Etiology The cause of cutaneous horns is still unknown, but it is believed that exposure to radiation can trigger the condition. This is evidenced by a higher rate of cases occurring on the face and hands, areas that are often exposed to sunlight. Other cases have reported cutaneous horns arising from burn scars. As with many other wart-like skin conditions, a link to the HPV virus family, especially the HPV-2 subtype has been suggested.

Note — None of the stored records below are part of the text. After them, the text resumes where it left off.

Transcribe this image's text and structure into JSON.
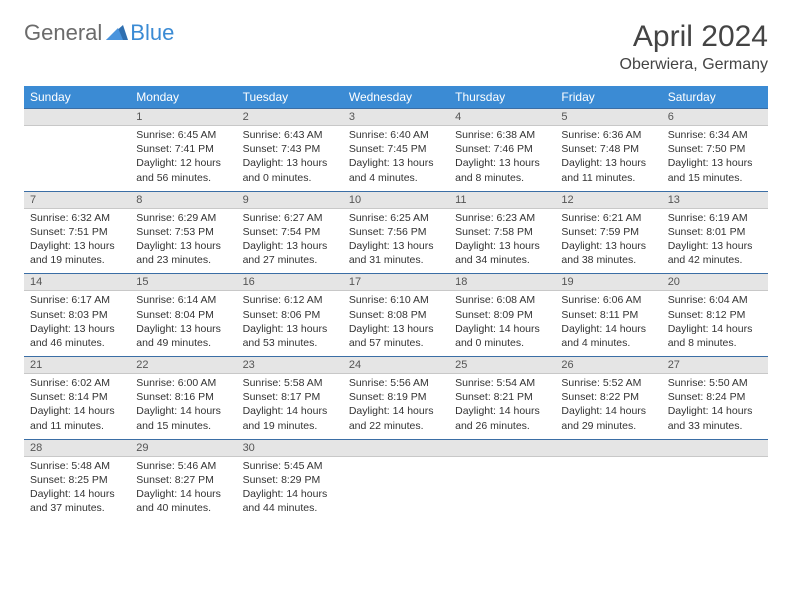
{
  "logo": {
    "word1": "General",
    "word2": "Blue"
  },
  "header": {
    "title": "April 2024",
    "location": "Oberwiera, Germany"
  },
  "style": {
    "header_bg": "#3b8bd4",
    "header_text": "#ffffff",
    "daynum_bg": "#e5e5e5",
    "daynum_border_top": "#3b6ea5",
    "body_font_size": 10.5,
    "page_bg": "#ffffff"
  },
  "weekdays": [
    "Sunday",
    "Monday",
    "Tuesday",
    "Wednesday",
    "Thursday",
    "Friday",
    "Saturday"
  ],
  "weeks": [
    {
      "nums": [
        "",
        "1",
        "2",
        "3",
        "4",
        "5",
        "6"
      ],
      "cells": [
        null,
        {
          "sr": "6:45 AM",
          "ss": "7:41 PM",
          "dl": "12 hours and 56 minutes."
        },
        {
          "sr": "6:43 AM",
          "ss": "7:43 PM",
          "dl": "13 hours and 0 minutes."
        },
        {
          "sr": "6:40 AM",
          "ss": "7:45 PM",
          "dl": "13 hours and 4 minutes."
        },
        {
          "sr": "6:38 AM",
          "ss": "7:46 PM",
          "dl": "13 hours and 8 minutes."
        },
        {
          "sr": "6:36 AM",
          "ss": "7:48 PM",
          "dl": "13 hours and 11 minutes."
        },
        {
          "sr": "6:34 AM",
          "ss": "7:50 PM",
          "dl": "13 hours and 15 minutes."
        }
      ]
    },
    {
      "nums": [
        "7",
        "8",
        "9",
        "10",
        "11",
        "12",
        "13"
      ],
      "cells": [
        {
          "sr": "6:32 AM",
          "ss": "7:51 PM",
          "dl": "13 hours and 19 minutes."
        },
        {
          "sr": "6:29 AM",
          "ss": "7:53 PM",
          "dl": "13 hours and 23 minutes."
        },
        {
          "sr": "6:27 AM",
          "ss": "7:54 PM",
          "dl": "13 hours and 27 minutes."
        },
        {
          "sr": "6:25 AM",
          "ss": "7:56 PM",
          "dl": "13 hours and 31 minutes."
        },
        {
          "sr": "6:23 AM",
          "ss": "7:58 PM",
          "dl": "13 hours and 34 minutes."
        },
        {
          "sr": "6:21 AM",
          "ss": "7:59 PM",
          "dl": "13 hours and 38 minutes."
        },
        {
          "sr": "6:19 AM",
          "ss": "8:01 PM",
          "dl": "13 hours and 42 minutes."
        }
      ]
    },
    {
      "nums": [
        "14",
        "15",
        "16",
        "17",
        "18",
        "19",
        "20"
      ],
      "cells": [
        {
          "sr": "6:17 AM",
          "ss": "8:03 PM",
          "dl": "13 hours and 46 minutes."
        },
        {
          "sr": "6:14 AM",
          "ss": "8:04 PM",
          "dl": "13 hours and 49 minutes."
        },
        {
          "sr": "6:12 AM",
          "ss": "8:06 PM",
          "dl": "13 hours and 53 minutes."
        },
        {
          "sr": "6:10 AM",
          "ss": "8:08 PM",
          "dl": "13 hours and 57 minutes."
        },
        {
          "sr": "6:08 AM",
          "ss": "8:09 PM",
          "dl": "14 hours and 0 minutes."
        },
        {
          "sr": "6:06 AM",
          "ss": "8:11 PM",
          "dl": "14 hours and 4 minutes."
        },
        {
          "sr": "6:04 AM",
          "ss": "8:12 PM",
          "dl": "14 hours and 8 minutes."
        }
      ]
    },
    {
      "nums": [
        "21",
        "22",
        "23",
        "24",
        "25",
        "26",
        "27"
      ],
      "cells": [
        {
          "sr": "6:02 AM",
          "ss": "8:14 PM",
          "dl": "14 hours and 11 minutes."
        },
        {
          "sr": "6:00 AM",
          "ss": "8:16 PM",
          "dl": "14 hours and 15 minutes."
        },
        {
          "sr": "5:58 AM",
          "ss": "8:17 PM",
          "dl": "14 hours and 19 minutes."
        },
        {
          "sr": "5:56 AM",
          "ss": "8:19 PM",
          "dl": "14 hours and 22 minutes."
        },
        {
          "sr": "5:54 AM",
          "ss": "8:21 PM",
          "dl": "14 hours and 26 minutes."
        },
        {
          "sr": "5:52 AM",
          "ss": "8:22 PM",
          "dl": "14 hours and 29 minutes."
        },
        {
          "sr": "5:50 AM",
          "ss": "8:24 PM",
          "dl": "14 hours and 33 minutes."
        }
      ]
    },
    {
      "nums": [
        "28",
        "29",
        "30",
        "",
        "",
        "",
        ""
      ],
      "cells": [
        {
          "sr": "5:48 AM",
          "ss": "8:25 PM",
          "dl": "14 hours and 37 minutes."
        },
        {
          "sr": "5:46 AM",
          "ss": "8:27 PM",
          "dl": "14 hours and 40 minutes."
        },
        {
          "sr": "5:45 AM",
          "ss": "8:29 PM",
          "dl": "14 hours and 44 minutes."
        },
        null,
        null,
        null,
        null
      ]
    }
  ],
  "labels": {
    "sunrise": "Sunrise: ",
    "sunset": "Sunset: ",
    "daylight": "Daylight: "
  }
}
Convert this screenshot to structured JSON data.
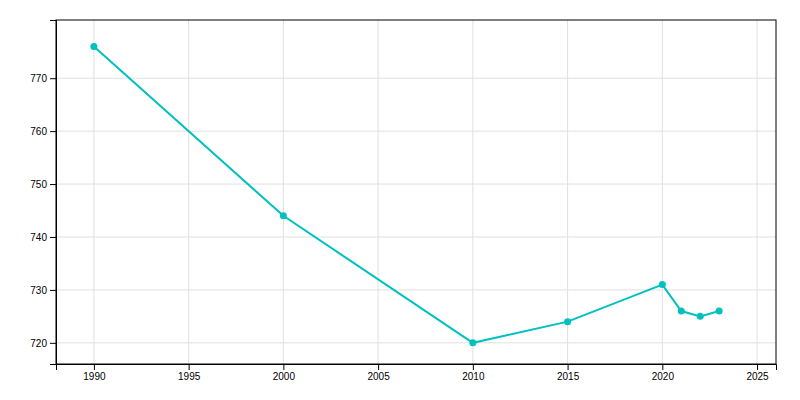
{
  "chart_data": {
    "type": "line",
    "x": [
      1990,
      2000,
      2010,
      2015,
      2020,
      2021,
      2022,
      2023
    ],
    "values": [
      776,
      744,
      720,
      724,
      731,
      726,
      725,
      726
    ],
    "color": "#00C0C0",
    "marker": "circle",
    "xlim": [
      1988,
      2026
    ],
    "ylim": [
      716,
      781
    ],
    "xticks": [
      1990,
      1995,
      2000,
      2005,
      2010,
      2015,
      2020,
      2025
    ],
    "yticks": [
      720,
      730,
      740,
      750,
      760,
      770
    ],
    "grid": true
  }
}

Prominent cases Zhang Ruifang, aged 101 (living in Linlou Village, Henan province, China), has grown a cutaneous horn on her forehead, resembling what those who have examined her and her family call "Devil's Horns." Notably, this growth has expanded to reach a total of 6 centimeters in length. Another is forming on the opposite side of her forehead. Madame Dimanche, called Widow Sunday, a French woman living in Paris in the early 19th century, grew, in six years from the age of 76, a 24.9 cm (9.8") horn from her forehead before it was successfully removed by French surgeon Br. Joseph Souberbeille (1754–1846). A wax model of her head is on display at the Mütter Museum, The College of Physicians of Philadelphia, US
Mortality/Morbidity The lesion at the base of the keratin mound is benign in the majority of cases. Malignancy is present in up to 20% of cases, with squamous cell carcinoma being the most common type. The incidence of squamous cell carcinoma increases to 37% when the cutaneous horn is present on the penis. Tenderness at the base of the lesion is often a clue to the presence of a possible underlying squamous cell carcinoma.
Treatments As the horn is composed of keratin, the same material found in fingernails, the horn can usually be removed with a sterile razor. However, the underlying condition will still need to be treated. Treatments vary, but they can include surgery, radiation therapy, and chemotherapy.